America’s World War II veterans are widely known as “The Greatest Generation,” a term coined by former NBC News anchor Tom Brokaw as a book title hailing their indispensable contribution to humanity.
Our veterans of what President Harry Truman called the “police action” in Korea served in what was aptly branded “The Forgotten War.”
Our Vietnam veterans fought in a protracted conflict that bitterly divided our nation.
North Charleston, however, is rightly united in honoring all of America’s veterans. And on Nov. 12, the final day of a long Veterans Day weekend celebration, Mayor Keith Summey told a Park Circle audience that the city plans to send local vets of Korea and Vietnam to the national memorials for those wars in Washington, D.C.
In recent years, North Charleston has sent groups of local World War II veterans to their conflict’s memorial in Washington — and to similar sites in New Orleans and Parris Island.
Yet as Mayor Summey said Monday: “We have to recognize the wars that came after” World War II.
Under the mayor’s plan, the first trip, for about 50 vets, could take place as soon as next summer.

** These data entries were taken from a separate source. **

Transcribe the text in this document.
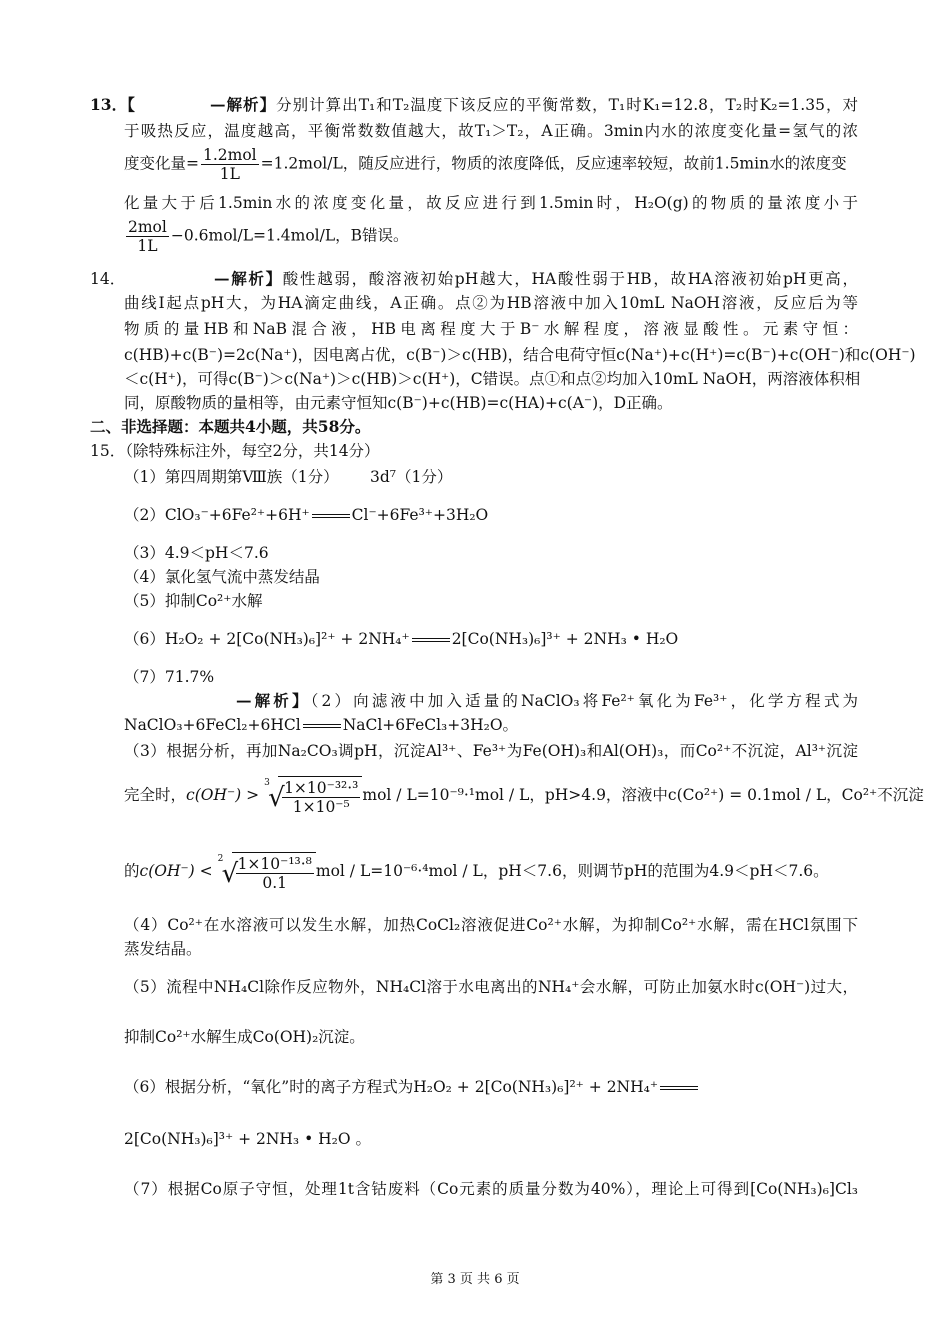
13．【	—解析】分别计算出T₁和T₂温度下该反应的平衡常数，T₁时K₁=12.8，T₂时K₂=1.35，对
于吸热反应，温度越高，平衡常数数值越大，故T₁＞T₂，A正确。3min内水的浓度变化量=氢气的浓
度变化量= $\frac{\text{1.2mol}}{1L} =1.2mol/L$，随反应进行，物质的浓度降低，反应速率较短，故前1.5min水的浓度变
化量大于后1.5min水的浓度变化量，故反应进行到1.5min时，H₂O(g)的物质的量浓度小于
$\frac{\text{2mol}}{1L} -0.6mol/L=1.4mol/L$，B错误。
14．	—解析】酸性越弱，酸溶液初始pH越大，HA酸性弱于HB，故HA溶液初始pH更高，
曲线Ⅰ起点pH大，为HA滴定曲线，A正确。点②为HB溶液中加入10mL NaOH溶液，反应后为等
物质的量HB和NaB混合液，HB电离程度大于B⁻水解程度，溶液显酸性。元素守恒：
c(HB)+c(B⁻)=2c(Na⁺)，因电离占优，c(B⁻)＞c(HB)，结合电荷守恒c(Na⁺)+c(H⁺)=c(B⁻)+c(OH⁻)和c(OH⁻)
＜c(H⁺)，可得c(B⁻)＞c(Na⁺)＞c(HB)＞c(H⁺)，C错误。点①和点②均加入10mL NaOH，两溶液体积相
同，原酸物质的量相等，由元素守恒知c(B⁻)+c(HB)=c(HA)+c(A⁻)，D正确。
二、非选择题：本题共4小题，共58分。
15．（除特殊标注外，每空2分，共14分）
（1）第四周期第Ⅷ族（1分） 3d⁷（1分）
（2）ClO₃⁻+6Fe²⁺+6H⁺	Cl⁻+6Fe³⁺+3H₂O
（3）4.9＜pH＜7.6
（4）氯化氢气流中蒸发结晶
（5）抑制Co²⁺水解
（6）H₂O₂ + 2[Co(NH₃)₆]²⁺ + 2NH₄⁺	2[Co(NH₃)₆]³⁺ + 2NH₃ • H₂O
（7）71.7%
—解析】（2）向滤液中加入适量的NaClO₃将Fe²⁺氧化为Fe³⁺，化学方程式为
NaClO₃+6FeCl₂+6HCl	NaCl+6FeCl₃+3H₂O。
（3）根据分析，再加Na₂CO₃调pH，沉淀Al³⁺、Fe³⁺为Fe(OH)₃和Al(OH)₃，而Co²⁺不沉淀，Al³⁺沉淀
完全时，c(OH⁻) >
3
√
$\frac{\text{1×10⁻³²·³}}{\text{1×10⁻⁵}}$ mol / L=10⁻⁹·¹mol / L，pH>4.9，溶液中c(Co²⁺) = 0.1mol / L，Co²⁺不沉淀
的c(OH⁻) <
2
√
$\frac{\text{1×10⁻¹³·⁸}}{0.1}$ mol / L=10⁻⁶·⁴mol / L，pH＜7.6，则调节pH的范围为4.9＜pH＜7.6。
（4）Co²⁺在水溶液可以发生水解，加热CoCl₂溶液促进Co²⁺水解，为抑制Co²⁺水解，需在HCl氛围下
蒸发结晶。
（5）流程中NH₄Cl除作反应物外，NH₄Cl溶于水电离出的NH₄⁺会水解，可防止加氨水时c(OH⁻)过大，
抑制Co²⁺水解生成Co(OH)₂沉淀。
（6）根据分析，“氧化”时的离子方程式为H₂O₂ + 2[Co(NH₃)₆]²⁺ + 2NH₄⁺
2[Co(NH₃)₆]³⁺ + 2NH₃ • H₂O 。
（7）根据Co原子守恒，处理1t含钴废料（Co元素的质量分数为40%），理论上可得到[Co(NH₃)₆]Cl₃
第 3 页 共 6 页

The estimated cost is $50,000, with half of it coming from private sources and half from the city.
That would deliver a positive big bang for relatively few taxpayer bucks.
And while many folks have questioned the wisdom of our military interventions in Iraq and Afghanistan over the last decade, nearly all Americans now share a deep respect for the men and women of our armed forces.
Too bad that wasn’t always the case during our tumultuous experience in — and debate over — Vietnam.
But good for North Charleston in its uplifting tribute to our veterans of the Korean and Vietnam wars.
Like our World War II vets, they answered our country’s call to fight in those faraway realms and made great sacrifices for our country.
Also like that “Greatest Generation,” their ranks are dwindling with each passing year.
And like all of our warriors, past and present, they have earned Americans’ abiding gratitude.